Gabriel Resource’s use of rhetoric to promote mining in Rosia Montana, through words like “modern techniques,” “restore the environment,” all to mask the reality of what the project actually is: an open-pit cyanide mine. Nothing alludes to safety.
Envision an open-pit mine and its inevitable release of toxins, affecting the people, the animals, the vegetation, the environment. There is no protection.
Open-pit cyanide mining has been known to dry out underground water levels, evident from the Bia Mare cyanide spill later discussed. The Rosia Montana Gold Corporation (RMGC) will also inevitably contaminate the remaining water from the Rosia Montana region, extending throughout Transylvania.
Once water becomes contaminated, it will contain heavy metals such as cyanide, mercury, lead and arsenic.
What Does this Mean?
The 2000 Baia Mare Cyanide spill is a prime example tied to open-pit mining.
During the mining project in 2000, cyanide, polluting the Somes River, eventually reached the Tisza and Danube River. These two rivers not only expand throughout Romania, but are two of the main rivers throughout Central Europe. As a result, the leak of 100,000 cubic metres of cyanide-contaminated water, massacred numerous fish in two neighbouring countries: Hungary and Yugoslavia.
Consequently polluting the drinking supplies of more than 2.5 million residents, in Hungary alone!
The Domino Effect.
The pollution of the Tisza river eradicated the local wildlife, and killed 80% of the aquatic life near Serbia.
The cyanide leakage had a distinct domino effect.
Once the water was contaminated, it sprung a chain of ecological reactions.
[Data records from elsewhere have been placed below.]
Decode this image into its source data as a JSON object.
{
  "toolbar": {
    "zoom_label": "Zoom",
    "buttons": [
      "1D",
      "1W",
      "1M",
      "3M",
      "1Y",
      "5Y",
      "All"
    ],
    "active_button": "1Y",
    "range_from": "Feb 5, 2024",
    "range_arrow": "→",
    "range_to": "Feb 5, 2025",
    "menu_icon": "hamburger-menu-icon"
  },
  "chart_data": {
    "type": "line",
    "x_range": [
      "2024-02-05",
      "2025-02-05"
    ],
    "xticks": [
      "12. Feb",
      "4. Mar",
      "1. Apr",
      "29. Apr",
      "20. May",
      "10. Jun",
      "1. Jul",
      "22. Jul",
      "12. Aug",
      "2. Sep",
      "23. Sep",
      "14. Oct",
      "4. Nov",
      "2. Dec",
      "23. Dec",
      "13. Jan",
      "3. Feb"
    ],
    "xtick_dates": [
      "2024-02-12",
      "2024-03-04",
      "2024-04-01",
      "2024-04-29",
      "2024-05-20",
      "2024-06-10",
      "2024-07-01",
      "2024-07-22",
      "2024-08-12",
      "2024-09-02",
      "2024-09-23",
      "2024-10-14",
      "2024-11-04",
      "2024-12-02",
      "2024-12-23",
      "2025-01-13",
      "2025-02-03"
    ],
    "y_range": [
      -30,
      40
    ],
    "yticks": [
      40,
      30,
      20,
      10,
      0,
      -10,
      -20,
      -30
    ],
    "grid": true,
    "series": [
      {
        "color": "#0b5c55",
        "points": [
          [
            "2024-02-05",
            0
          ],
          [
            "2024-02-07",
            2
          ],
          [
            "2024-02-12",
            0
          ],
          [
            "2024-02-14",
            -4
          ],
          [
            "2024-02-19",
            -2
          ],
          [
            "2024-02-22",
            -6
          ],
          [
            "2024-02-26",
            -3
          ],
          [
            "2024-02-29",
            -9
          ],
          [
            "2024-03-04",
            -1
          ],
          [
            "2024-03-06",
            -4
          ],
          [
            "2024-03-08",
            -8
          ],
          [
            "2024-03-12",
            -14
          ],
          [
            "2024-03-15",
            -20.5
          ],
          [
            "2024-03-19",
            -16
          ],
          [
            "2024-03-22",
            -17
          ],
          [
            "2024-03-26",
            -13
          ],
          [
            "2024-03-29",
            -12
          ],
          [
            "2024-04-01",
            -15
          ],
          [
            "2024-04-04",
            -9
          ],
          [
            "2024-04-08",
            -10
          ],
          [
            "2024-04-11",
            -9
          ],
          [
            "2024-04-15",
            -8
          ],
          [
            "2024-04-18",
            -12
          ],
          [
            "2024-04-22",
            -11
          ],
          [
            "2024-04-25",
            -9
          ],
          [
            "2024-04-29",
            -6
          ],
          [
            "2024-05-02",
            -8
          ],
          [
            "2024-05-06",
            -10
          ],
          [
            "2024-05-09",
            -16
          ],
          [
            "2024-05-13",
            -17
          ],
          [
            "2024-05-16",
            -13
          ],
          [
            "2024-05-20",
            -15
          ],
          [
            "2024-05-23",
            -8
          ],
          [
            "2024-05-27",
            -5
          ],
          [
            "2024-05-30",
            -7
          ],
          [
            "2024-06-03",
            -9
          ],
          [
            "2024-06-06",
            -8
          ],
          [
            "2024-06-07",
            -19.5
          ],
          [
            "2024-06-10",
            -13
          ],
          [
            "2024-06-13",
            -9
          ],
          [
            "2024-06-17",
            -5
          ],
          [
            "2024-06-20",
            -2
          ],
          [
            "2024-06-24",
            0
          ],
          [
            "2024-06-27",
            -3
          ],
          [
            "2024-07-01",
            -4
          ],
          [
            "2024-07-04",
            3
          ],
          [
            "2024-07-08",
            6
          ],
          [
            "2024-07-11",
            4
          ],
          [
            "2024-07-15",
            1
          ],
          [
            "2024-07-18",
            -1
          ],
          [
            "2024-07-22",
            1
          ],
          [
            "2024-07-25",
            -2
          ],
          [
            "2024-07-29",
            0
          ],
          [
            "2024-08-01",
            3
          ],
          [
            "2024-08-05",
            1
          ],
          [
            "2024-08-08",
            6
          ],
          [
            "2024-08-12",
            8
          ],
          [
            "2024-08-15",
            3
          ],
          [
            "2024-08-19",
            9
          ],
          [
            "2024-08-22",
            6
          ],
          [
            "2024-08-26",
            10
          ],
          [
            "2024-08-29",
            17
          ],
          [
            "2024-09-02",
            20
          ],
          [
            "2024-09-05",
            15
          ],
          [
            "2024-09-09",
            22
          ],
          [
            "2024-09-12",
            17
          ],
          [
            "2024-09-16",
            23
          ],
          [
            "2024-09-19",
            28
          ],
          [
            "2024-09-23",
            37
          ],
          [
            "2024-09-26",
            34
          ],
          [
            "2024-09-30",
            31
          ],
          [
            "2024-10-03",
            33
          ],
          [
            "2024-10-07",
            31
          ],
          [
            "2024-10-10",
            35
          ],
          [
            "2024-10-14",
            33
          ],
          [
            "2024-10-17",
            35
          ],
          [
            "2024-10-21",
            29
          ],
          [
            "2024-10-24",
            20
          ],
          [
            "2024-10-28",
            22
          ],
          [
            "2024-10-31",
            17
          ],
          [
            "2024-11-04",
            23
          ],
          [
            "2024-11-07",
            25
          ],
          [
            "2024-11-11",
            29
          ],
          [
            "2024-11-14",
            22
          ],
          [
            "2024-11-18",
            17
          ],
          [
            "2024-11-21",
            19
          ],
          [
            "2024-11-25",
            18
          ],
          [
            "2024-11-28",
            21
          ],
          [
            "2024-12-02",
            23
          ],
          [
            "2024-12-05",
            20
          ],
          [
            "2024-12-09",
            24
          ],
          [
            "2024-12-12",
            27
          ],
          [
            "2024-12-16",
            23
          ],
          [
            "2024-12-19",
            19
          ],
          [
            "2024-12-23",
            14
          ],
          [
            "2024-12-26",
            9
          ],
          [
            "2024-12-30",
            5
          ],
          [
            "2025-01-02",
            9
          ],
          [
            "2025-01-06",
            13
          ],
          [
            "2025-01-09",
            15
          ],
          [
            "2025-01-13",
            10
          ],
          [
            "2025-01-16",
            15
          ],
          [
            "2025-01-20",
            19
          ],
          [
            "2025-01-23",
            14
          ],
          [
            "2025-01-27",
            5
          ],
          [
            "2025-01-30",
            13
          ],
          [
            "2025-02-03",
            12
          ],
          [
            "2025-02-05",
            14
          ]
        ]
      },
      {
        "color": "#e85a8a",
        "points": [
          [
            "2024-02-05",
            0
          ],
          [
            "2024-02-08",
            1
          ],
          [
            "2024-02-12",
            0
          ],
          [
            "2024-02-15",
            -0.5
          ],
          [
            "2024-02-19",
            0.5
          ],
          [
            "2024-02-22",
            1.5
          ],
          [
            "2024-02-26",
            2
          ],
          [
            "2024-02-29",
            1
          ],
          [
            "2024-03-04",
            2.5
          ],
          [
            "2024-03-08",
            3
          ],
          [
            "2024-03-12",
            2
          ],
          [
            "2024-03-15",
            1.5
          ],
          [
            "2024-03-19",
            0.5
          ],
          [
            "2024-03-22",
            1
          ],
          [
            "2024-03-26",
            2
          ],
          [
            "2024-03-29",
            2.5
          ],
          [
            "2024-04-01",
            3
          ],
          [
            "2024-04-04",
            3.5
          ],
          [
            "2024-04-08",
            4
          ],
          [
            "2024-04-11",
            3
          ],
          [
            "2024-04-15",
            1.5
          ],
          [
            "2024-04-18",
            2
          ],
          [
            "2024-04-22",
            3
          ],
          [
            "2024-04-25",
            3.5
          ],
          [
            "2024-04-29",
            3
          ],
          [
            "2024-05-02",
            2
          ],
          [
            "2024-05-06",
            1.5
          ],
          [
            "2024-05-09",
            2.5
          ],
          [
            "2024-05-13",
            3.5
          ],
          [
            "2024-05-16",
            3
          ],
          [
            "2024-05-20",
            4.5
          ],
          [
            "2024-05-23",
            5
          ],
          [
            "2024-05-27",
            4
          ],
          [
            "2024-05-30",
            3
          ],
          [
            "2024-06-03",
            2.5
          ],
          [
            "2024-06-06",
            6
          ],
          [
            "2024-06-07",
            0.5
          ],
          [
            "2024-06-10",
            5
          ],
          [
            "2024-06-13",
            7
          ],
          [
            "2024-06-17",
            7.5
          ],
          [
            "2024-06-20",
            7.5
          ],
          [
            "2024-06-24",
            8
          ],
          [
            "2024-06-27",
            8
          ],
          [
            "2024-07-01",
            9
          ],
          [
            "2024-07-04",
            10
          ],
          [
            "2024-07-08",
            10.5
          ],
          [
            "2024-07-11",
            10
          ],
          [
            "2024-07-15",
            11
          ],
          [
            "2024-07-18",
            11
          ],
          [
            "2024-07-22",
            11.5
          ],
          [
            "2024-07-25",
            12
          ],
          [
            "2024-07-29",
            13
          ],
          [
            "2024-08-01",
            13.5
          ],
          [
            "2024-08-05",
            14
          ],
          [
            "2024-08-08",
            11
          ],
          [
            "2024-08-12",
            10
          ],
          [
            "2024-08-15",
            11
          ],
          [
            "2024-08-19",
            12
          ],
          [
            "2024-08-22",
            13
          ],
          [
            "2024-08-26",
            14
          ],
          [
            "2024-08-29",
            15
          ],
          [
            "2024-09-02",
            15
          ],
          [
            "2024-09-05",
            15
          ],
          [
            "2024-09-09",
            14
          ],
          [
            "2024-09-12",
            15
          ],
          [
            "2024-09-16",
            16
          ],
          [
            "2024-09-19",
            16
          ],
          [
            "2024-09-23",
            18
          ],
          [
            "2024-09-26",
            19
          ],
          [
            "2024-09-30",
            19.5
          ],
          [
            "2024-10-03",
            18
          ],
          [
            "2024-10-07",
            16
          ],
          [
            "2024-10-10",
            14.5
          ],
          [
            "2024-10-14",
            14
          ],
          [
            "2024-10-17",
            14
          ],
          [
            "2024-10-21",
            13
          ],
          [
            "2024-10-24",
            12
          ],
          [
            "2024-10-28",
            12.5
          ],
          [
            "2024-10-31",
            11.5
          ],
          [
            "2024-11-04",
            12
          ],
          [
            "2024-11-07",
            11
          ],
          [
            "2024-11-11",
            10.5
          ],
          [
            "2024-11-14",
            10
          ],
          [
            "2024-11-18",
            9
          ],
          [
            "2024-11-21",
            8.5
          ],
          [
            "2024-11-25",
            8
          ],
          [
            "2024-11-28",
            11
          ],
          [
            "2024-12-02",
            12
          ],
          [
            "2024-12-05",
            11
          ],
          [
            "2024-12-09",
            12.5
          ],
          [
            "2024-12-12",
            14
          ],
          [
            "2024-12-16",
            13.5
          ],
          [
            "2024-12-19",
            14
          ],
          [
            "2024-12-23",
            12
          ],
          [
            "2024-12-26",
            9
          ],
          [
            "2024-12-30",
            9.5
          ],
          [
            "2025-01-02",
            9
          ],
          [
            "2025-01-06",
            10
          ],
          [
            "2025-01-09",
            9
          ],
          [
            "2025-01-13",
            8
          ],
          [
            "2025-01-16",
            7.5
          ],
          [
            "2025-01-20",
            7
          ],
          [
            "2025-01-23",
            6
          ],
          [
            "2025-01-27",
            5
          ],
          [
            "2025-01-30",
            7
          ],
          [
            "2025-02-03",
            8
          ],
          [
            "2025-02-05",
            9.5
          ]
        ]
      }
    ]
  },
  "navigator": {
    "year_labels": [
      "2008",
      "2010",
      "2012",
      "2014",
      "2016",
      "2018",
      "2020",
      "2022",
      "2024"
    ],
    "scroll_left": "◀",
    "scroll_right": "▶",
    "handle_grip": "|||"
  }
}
The toxic levels increased with each trophic level, infecting the aquatic life (i.e. fish, seaweed) passed on through consumption to humans and animals (i.e. by eating the fish) in turn affecting offspring and unborn fetuses (i.e. babies are born with physical/ mental limitations).
Cyanide exposure has visible toxic effects on the environment and a dangerous impact on human health, resulting in central nervous system dysfunctions and human body deterioration. The consequences of using this toxin has been recognized by the European Union since 2010, 10 years after the Baia Mare Cyanide Spill, when the E.U. banned the use of cyanide as a mining process.
The Baia Mare Cyanide Spill in 2000 is one of the worst environmental disasters in European History. Allowing the Rosia Montana Project to continue, means paving the way for the next, worst environmental disaster in Europe. Although Romania is part of the European Union, somehow they have been able to propose an open-pit mine and bypass the rules and regulations of the European Union. Proceeding with the project, will demonstrate that Romania, and the world, has not learnt from their mistakes. Instead, we are willing to accept an inevitable onslaught of disasters already experienced with the same type of mining, using the same type of chemicals, in search of the same types of minerals.